2. How did you like the multi-layered plot? Was the plot too complicated or did you find it engaging? Which plot did you like the best: Sid and Grace's story or Nick Bowen's?

I liked the fact that the plot had more than one story line, without this distinctive aspect of Auster's writing style in Oracle Night, the plot would have probably turned out very ordinary and uninteresting, dare I say boring? There is even more than one "story within the story", because even the story that the protagonist Sydney Orr is writing contains the story Oracle Night , which is where the title of this novel comes from. I found it bizarre that this was the only time Oracle Night was mentioned because I was initially thinking that surely there must be a more significant and symbolic meaning to this intriguing title.
The title is mysterious and the plot is no different. Nevertheless, I found the transitions between the many story lines clear so it wasn't complicated in that sense. Things did get a little confusing however when in Sydney Orrs' life, the lines of reality are blurred. He is connected to his story about Nick Bowen (which he writes in the notorious blue notebook)just like Bowen is connected the the Sylvia Maxwell novel, Orr writes:
"He begins to see a connection between himself and the story in the novel, as if in some oblique, highly metaphorical way the book was speaking intimately to him about his own present circumstances."(pg.55)
According to Auster himself, Oracle Night is book about love and forgiveness, as he told Sean O'Hagan in an interview (the link is posted below).
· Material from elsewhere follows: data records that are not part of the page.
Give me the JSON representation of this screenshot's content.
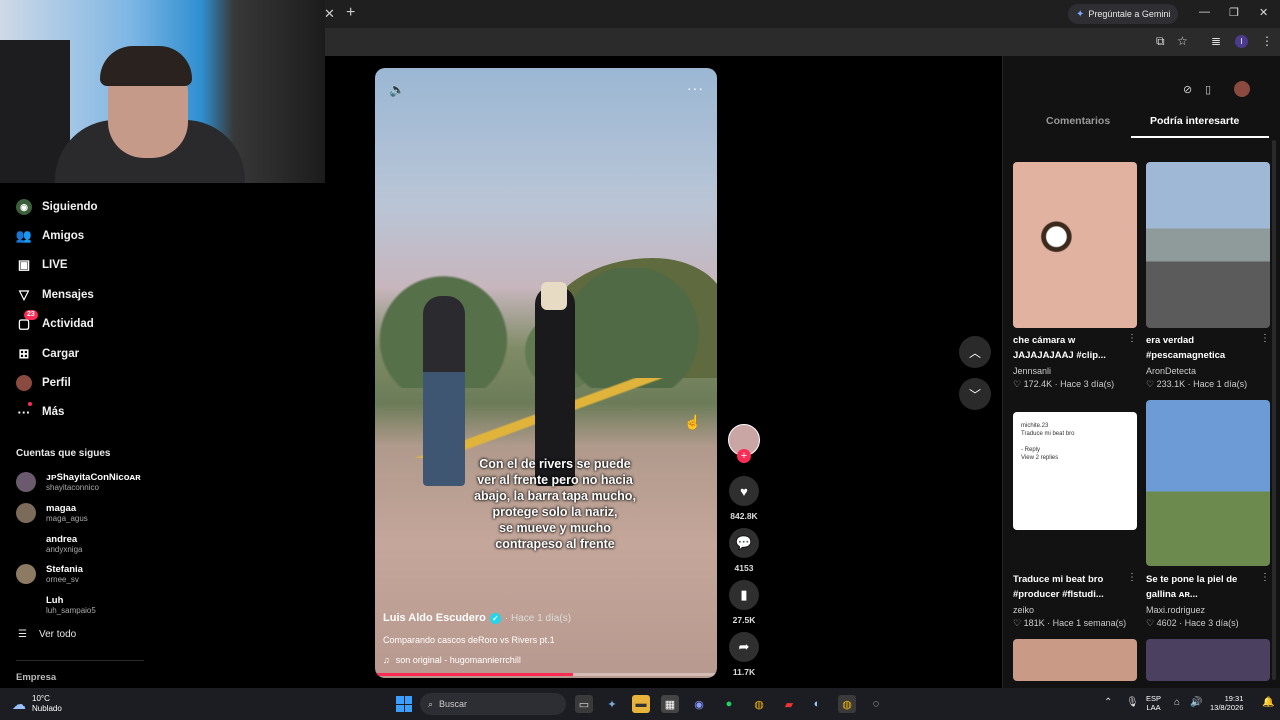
{
  "browser": {
    "gemini_label": "Pregúntale a Gemini",
    "profile_letter": "I"
  },
  "sidebar": {
    "items": [
      {
        "label": "Siguiendo",
        "icon": "following-avatar-icon"
      },
      {
        "label": "Amigos",
        "icon": "friends-icon"
      },
      {
        "label": "LIVE",
        "icon": "live-icon"
      },
      {
        "label": "Mensajes",
        "icon": "messages-icon"
      },
      {
        "label": "Actividad",
        "icon": "activity-icon",
        "badge": "23"
      },
      {
        "label": "Cargar",
        "icon": "upload-icon"
      },
      {
        "label": "Perfil",
        "icon": "profile-icon"
      },
      {
        "label": "Más",
        "icon": "more-icon"
      }
    ],
    "following_title": "Cuentas que sigues",
    "accounts": [
      {
        "name": "ᴊᴘShayitaConNicoᴀʀ",
        "handle": "shayitaconnico"
      },
      {
        "name": "magaa",
        "handle": "maga_agus"
      },
      {
        "name": "andrea",
        "handle": "andyxniga"
      },
      {
        "name": "Stefania",
        "handle": "ornee_sv"
      },
      {
        "name": "Luh",
        "handle": "luh_sampaio5"
      }
    ],
    "see_all": "Ver todo",
    "company": "Empresa"
  },
  "video": {
    "caption": "Con el de rivers se puede\nver al frente pero no hacia\nabajo, la barra tapa mucho,\nprotege solo la nariz,\nse mueve y mucho\ncontrapeso al frente",
    "author": "Luis Aldo Escudero",
    "time": "· Hace 1 día(s)",
    "description": "Comparando cascos deRoro vs Rivers pt.1",
    "sound": "son original - hugomannierrchill",
    "progress": 0.58
  },
  "actions": {
    "likes": "842.8K",
    "comments": "4153",
    "saves": "27.5K",
    "shares": "11.7K"
  },
  "right_panel": {
    "tabs": [
      "Comentarios",
      "Podría interesarte"
    ],
    "active_tab": 1,
    "cards": [
      {
        "title": "che cámara w JAJAJAJAAJ #clip...",
        "author": "Jennsanli",
        "likes": "172.4K",
        "time": "Hace 3 día(s)"
      },
      {
        "title": "era verdad #pescamagnetica",
        "author": "AronDetecta",
        "likes": "233.1K",
        "time": "Hace 1 día(s)"
      },
      {
        "title": "Traduce mi beat bro #producer #flstudi...",
        "author": "zeiko",
        "likes": "181K",
        "time": "Hace 1 semana(s)"
      },
      {
        "title": "Se te pone la piel de gallina ᴀʀ...",
        "author": "Maxi.rodriguez",
        "likes": "4602",
        "time": "Hace 3 día(s)"
      }
    ],
    "doc_lines": "michite.23\nTraduce mi beat bro\n\n- Reply\nView 2 replies"
  },
  "taskbar": {
    "temp": "10°C",
    "weather": "Nublado",
    "search_placeholder": "Buscar",
    "lang_top": "ESP",
    "lang_bottom": "LAA",
    "time": "19:31",
    "date": "13/8/2026"
  }
}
A lot happens in the last few pages of the novel which contributes to Sydney and Grace's plot, and I found this more interesting than the Nick and Eva's plot because although the latter's started off more interestingly, when Orr locked Nick in a bomb shelter he effectively ended the story. The former plot developed unexpectedly,mostly through the premonitions of Sydney Orr which he documents in his blue notebook.